Every wire message carries a session field (string). In single-session mode (the default), this is "". In multiplexed mode (test session pool with --max-sessions N), each test session gets an isolated session ID. The renderer maintains per-session state (tree, subscriptions, effects, caches) keyed by this field.

Session lifecycle in multiplexed mode:

  • Sessions are created implicitly on first message
  • Reset tears down a session (thread exits, state freed)
  • The session ID can be reused after reset
  • --max-sessions limits concurrent sessions

See Plushie.Test.SessionPool for the Elixir-side multiplexing implementation.

The interact protocol

Test interactions (click, type_text, etc.) use a synchronous request-response protocol:

  1. SDK sends interact message with an action, selector, and payload.
  2. Renderer resolves the selector, simulates the interaction, and sends back one or more interact_step messages with intermediate events.
  3. Renderer sends a final interact_response with the last batch of events.
  4. The test backend processes all events through run_update and returns the final state to the test process.
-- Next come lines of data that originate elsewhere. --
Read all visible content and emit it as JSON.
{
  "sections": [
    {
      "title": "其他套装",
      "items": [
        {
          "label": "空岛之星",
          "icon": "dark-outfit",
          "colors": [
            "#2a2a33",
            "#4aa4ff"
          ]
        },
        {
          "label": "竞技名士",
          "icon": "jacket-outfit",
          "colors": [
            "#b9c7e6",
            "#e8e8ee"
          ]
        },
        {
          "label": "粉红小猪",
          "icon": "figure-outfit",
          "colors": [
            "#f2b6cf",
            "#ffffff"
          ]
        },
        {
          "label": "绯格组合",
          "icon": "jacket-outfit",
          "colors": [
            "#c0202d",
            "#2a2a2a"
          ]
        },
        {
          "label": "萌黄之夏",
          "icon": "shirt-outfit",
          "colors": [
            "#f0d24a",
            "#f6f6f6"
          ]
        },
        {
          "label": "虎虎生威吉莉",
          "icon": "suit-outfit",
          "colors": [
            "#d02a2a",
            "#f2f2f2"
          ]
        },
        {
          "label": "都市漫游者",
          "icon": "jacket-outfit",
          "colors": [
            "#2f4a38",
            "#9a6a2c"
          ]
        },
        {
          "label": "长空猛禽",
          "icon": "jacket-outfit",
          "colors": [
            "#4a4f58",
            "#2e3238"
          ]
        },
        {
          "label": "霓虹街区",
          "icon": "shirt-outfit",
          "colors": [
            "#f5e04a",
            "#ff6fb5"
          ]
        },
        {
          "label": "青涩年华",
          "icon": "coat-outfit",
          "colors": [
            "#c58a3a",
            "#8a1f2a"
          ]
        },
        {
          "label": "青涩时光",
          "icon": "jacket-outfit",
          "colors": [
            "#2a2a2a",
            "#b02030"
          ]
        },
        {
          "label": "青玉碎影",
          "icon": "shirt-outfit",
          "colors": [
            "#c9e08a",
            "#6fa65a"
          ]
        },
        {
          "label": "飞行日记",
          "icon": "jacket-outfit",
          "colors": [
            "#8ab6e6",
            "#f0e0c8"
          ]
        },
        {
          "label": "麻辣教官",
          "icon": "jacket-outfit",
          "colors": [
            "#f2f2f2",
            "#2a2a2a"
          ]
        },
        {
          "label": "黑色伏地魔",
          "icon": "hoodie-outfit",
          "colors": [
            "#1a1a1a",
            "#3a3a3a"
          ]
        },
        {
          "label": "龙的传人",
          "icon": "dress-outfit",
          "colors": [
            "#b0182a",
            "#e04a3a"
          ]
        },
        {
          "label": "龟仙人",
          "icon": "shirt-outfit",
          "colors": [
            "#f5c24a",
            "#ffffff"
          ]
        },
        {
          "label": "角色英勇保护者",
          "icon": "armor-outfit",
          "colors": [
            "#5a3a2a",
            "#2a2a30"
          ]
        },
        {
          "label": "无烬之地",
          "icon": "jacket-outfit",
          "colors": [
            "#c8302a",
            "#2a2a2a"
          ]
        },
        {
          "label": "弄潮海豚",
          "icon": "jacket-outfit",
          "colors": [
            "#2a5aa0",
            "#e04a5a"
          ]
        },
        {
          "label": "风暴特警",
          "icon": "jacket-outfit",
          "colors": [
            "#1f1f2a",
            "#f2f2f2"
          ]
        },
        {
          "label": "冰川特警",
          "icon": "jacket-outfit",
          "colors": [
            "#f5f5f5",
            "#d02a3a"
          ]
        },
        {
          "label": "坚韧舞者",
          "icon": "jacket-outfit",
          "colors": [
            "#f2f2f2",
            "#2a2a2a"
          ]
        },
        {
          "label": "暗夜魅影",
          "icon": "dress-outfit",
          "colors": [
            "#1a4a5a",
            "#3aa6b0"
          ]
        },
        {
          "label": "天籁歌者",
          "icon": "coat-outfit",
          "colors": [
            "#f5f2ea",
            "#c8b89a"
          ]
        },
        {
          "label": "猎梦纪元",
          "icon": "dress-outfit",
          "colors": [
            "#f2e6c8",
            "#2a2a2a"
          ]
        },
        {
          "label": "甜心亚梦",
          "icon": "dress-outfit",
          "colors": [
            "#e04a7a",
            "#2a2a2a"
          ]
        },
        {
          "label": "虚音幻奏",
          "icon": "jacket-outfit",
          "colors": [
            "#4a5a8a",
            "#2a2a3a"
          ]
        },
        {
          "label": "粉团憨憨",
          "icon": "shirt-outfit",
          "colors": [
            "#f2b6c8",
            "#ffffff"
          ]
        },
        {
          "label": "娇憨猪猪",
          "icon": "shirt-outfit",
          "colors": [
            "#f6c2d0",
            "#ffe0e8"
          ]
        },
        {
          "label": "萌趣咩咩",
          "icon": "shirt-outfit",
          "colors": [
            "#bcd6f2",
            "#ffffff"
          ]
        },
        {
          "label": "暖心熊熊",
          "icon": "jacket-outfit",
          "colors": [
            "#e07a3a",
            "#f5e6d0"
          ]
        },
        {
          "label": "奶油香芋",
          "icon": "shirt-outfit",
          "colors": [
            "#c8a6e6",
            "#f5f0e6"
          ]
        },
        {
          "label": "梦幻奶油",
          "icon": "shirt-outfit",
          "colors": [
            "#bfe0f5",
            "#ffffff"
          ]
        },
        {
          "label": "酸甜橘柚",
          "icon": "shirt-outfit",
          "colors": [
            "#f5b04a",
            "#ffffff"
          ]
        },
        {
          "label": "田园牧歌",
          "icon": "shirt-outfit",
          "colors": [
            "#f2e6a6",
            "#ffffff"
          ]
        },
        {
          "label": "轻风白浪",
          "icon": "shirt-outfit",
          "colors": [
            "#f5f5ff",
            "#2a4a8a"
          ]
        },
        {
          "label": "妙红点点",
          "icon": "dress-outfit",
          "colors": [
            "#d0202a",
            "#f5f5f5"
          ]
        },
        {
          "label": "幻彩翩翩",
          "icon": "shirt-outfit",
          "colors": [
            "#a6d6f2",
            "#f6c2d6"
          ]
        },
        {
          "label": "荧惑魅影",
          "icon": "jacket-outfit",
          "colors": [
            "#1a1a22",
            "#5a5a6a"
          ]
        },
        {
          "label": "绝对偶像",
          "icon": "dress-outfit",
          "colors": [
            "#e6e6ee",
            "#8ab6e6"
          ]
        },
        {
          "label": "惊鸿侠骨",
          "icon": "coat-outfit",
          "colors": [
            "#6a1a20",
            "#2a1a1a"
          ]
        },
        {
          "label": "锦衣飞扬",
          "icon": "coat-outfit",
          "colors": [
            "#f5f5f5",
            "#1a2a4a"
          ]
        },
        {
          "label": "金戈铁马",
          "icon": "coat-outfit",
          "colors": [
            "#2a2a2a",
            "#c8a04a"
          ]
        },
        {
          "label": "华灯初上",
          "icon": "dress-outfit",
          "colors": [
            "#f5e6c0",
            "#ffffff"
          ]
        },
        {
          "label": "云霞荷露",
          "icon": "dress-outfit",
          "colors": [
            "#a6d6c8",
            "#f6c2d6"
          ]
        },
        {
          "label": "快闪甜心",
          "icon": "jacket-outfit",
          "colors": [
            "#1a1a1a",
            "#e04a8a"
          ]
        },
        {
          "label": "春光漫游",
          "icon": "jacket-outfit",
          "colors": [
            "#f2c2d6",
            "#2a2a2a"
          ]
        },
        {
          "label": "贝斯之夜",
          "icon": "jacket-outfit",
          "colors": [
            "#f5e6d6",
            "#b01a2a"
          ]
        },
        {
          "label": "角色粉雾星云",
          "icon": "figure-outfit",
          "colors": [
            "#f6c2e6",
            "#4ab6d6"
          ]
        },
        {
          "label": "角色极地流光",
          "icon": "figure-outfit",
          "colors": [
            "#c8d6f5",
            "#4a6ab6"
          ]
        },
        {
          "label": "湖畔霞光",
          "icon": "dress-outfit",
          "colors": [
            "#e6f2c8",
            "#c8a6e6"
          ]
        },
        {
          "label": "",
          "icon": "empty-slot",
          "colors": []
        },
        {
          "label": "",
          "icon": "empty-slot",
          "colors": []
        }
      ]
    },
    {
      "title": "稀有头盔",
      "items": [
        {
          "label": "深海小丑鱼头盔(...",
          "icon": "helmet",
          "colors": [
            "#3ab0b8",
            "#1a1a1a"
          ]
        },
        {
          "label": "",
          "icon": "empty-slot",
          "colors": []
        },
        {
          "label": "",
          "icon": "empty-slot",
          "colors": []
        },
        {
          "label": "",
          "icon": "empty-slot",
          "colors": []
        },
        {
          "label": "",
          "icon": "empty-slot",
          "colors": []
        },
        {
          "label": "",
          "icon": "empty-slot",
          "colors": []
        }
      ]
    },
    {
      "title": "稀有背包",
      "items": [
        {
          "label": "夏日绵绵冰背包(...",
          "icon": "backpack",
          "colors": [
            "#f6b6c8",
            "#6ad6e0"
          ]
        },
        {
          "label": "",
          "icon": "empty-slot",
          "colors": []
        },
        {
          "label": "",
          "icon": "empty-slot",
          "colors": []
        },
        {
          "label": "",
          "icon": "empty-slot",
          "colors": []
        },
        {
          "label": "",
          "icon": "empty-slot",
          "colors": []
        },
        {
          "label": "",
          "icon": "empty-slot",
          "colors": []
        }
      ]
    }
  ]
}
This ensures test interactions are fully synchronous. click("#save") blocks until the full update cycle (event -> update -> view -> patch) completes.

iostream adapters

Custom transports use {:iostream, pid} and must implement a message protocol for bidirectional communication with the Bridge. See the Configuration reference for the full message contract.

The adapter is responsible for framing. For byte-stream transports (TCP sockets, SSH channels), use Plushie.Transport.Framing for 4-byte length-prefixed framing (MessagePack) or newline-delimited framing (JSON).